1. Physics, like all enquiry of the creation, proceeds on the basis of a metaphysics, indeed, on the basis of axiomatic beliefs. As it happens, Dawkins metaphysics is the fatally flawed positivism admixed with dogmatic naturalism. Together these fail as Frank has sketched, and as further explored in reviews of Dawkins' book by Alvin Plantinga (check the Christianity Today website) and Philip Bell (check the website)
2. Interestingly miracles are in radical contradiction of the fallen universe, they demonstrate God’s being external to the flow of created causality. Similarly, his action to create must be, by definition, external to this flow.

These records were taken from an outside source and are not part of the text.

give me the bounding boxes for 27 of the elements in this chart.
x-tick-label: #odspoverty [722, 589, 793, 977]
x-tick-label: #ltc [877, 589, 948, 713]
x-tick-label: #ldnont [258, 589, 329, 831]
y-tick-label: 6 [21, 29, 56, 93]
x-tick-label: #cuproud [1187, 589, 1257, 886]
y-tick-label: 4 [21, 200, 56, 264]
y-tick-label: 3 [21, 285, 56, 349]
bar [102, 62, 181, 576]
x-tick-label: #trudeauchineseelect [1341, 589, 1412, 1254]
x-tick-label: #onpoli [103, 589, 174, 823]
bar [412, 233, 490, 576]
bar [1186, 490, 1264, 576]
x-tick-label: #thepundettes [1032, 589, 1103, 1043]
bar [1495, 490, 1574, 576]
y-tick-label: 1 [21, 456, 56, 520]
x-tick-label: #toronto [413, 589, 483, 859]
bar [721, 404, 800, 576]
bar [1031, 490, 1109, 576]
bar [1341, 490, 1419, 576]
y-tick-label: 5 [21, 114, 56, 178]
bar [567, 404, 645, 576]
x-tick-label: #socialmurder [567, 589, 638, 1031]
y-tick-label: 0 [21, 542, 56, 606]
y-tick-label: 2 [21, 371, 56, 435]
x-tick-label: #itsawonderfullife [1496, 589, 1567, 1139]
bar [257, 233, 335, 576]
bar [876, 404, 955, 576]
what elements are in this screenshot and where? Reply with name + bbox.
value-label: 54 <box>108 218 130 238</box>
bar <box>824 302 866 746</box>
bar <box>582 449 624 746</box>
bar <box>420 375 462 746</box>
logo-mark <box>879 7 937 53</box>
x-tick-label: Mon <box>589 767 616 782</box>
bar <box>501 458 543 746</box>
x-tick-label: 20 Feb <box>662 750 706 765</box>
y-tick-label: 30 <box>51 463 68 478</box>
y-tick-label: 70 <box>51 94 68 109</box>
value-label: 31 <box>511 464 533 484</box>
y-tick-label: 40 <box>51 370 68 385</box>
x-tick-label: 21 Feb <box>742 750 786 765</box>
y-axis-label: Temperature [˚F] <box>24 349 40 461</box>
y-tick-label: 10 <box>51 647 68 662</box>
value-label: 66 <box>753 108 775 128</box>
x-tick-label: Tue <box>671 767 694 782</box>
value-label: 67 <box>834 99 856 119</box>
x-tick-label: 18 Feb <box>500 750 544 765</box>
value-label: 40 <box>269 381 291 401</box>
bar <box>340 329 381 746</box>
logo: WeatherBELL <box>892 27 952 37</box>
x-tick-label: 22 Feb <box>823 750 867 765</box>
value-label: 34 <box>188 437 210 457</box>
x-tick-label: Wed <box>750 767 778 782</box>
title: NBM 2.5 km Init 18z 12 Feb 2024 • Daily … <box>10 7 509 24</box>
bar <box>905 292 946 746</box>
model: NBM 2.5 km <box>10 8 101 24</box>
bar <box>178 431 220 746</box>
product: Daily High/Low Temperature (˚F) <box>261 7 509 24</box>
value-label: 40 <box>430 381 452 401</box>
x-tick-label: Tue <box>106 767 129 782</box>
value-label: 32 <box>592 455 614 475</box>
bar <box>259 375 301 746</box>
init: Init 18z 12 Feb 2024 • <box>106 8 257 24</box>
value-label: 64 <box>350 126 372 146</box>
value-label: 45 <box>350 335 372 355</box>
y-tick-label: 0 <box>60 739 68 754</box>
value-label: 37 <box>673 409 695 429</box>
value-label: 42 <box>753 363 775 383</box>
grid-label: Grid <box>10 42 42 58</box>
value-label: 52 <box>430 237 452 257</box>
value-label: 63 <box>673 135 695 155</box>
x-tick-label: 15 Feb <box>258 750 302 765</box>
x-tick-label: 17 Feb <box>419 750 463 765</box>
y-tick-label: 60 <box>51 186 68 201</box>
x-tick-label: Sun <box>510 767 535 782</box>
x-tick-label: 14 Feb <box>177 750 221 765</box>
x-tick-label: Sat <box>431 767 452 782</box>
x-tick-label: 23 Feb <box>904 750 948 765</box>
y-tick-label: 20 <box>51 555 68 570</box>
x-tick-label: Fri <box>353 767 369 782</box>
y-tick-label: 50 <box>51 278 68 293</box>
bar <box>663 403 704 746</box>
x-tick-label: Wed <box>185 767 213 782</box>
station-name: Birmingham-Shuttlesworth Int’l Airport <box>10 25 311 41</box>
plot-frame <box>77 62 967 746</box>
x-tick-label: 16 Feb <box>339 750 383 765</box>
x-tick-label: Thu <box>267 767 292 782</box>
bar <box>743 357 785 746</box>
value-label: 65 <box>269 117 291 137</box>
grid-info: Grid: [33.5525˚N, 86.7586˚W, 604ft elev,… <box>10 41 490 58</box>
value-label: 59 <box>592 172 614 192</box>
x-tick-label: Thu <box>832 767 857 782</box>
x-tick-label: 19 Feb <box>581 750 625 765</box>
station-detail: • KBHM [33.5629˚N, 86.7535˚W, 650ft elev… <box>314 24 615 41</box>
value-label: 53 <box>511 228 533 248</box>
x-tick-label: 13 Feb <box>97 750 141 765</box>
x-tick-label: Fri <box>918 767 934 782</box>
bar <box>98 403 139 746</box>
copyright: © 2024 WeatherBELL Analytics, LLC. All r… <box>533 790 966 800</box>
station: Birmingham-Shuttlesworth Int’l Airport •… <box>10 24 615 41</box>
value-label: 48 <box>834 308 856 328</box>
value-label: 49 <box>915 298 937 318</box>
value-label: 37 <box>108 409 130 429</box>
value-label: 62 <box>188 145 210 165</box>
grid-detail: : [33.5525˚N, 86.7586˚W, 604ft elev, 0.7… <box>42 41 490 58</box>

3. Our experience is very limited, of course, and often leads to the use of inductive reasoning. This is hopeless to arrive at real understanding (as Locke says). A lot of evolutionary boosting is pure induction, and induction on the basis of a prior commitment to naturalism, with a failure to meet the challenge of contradicting results except by special pleading. I like Popper's challenge to inductivism with the testing of hypothesis by attempts to fail them.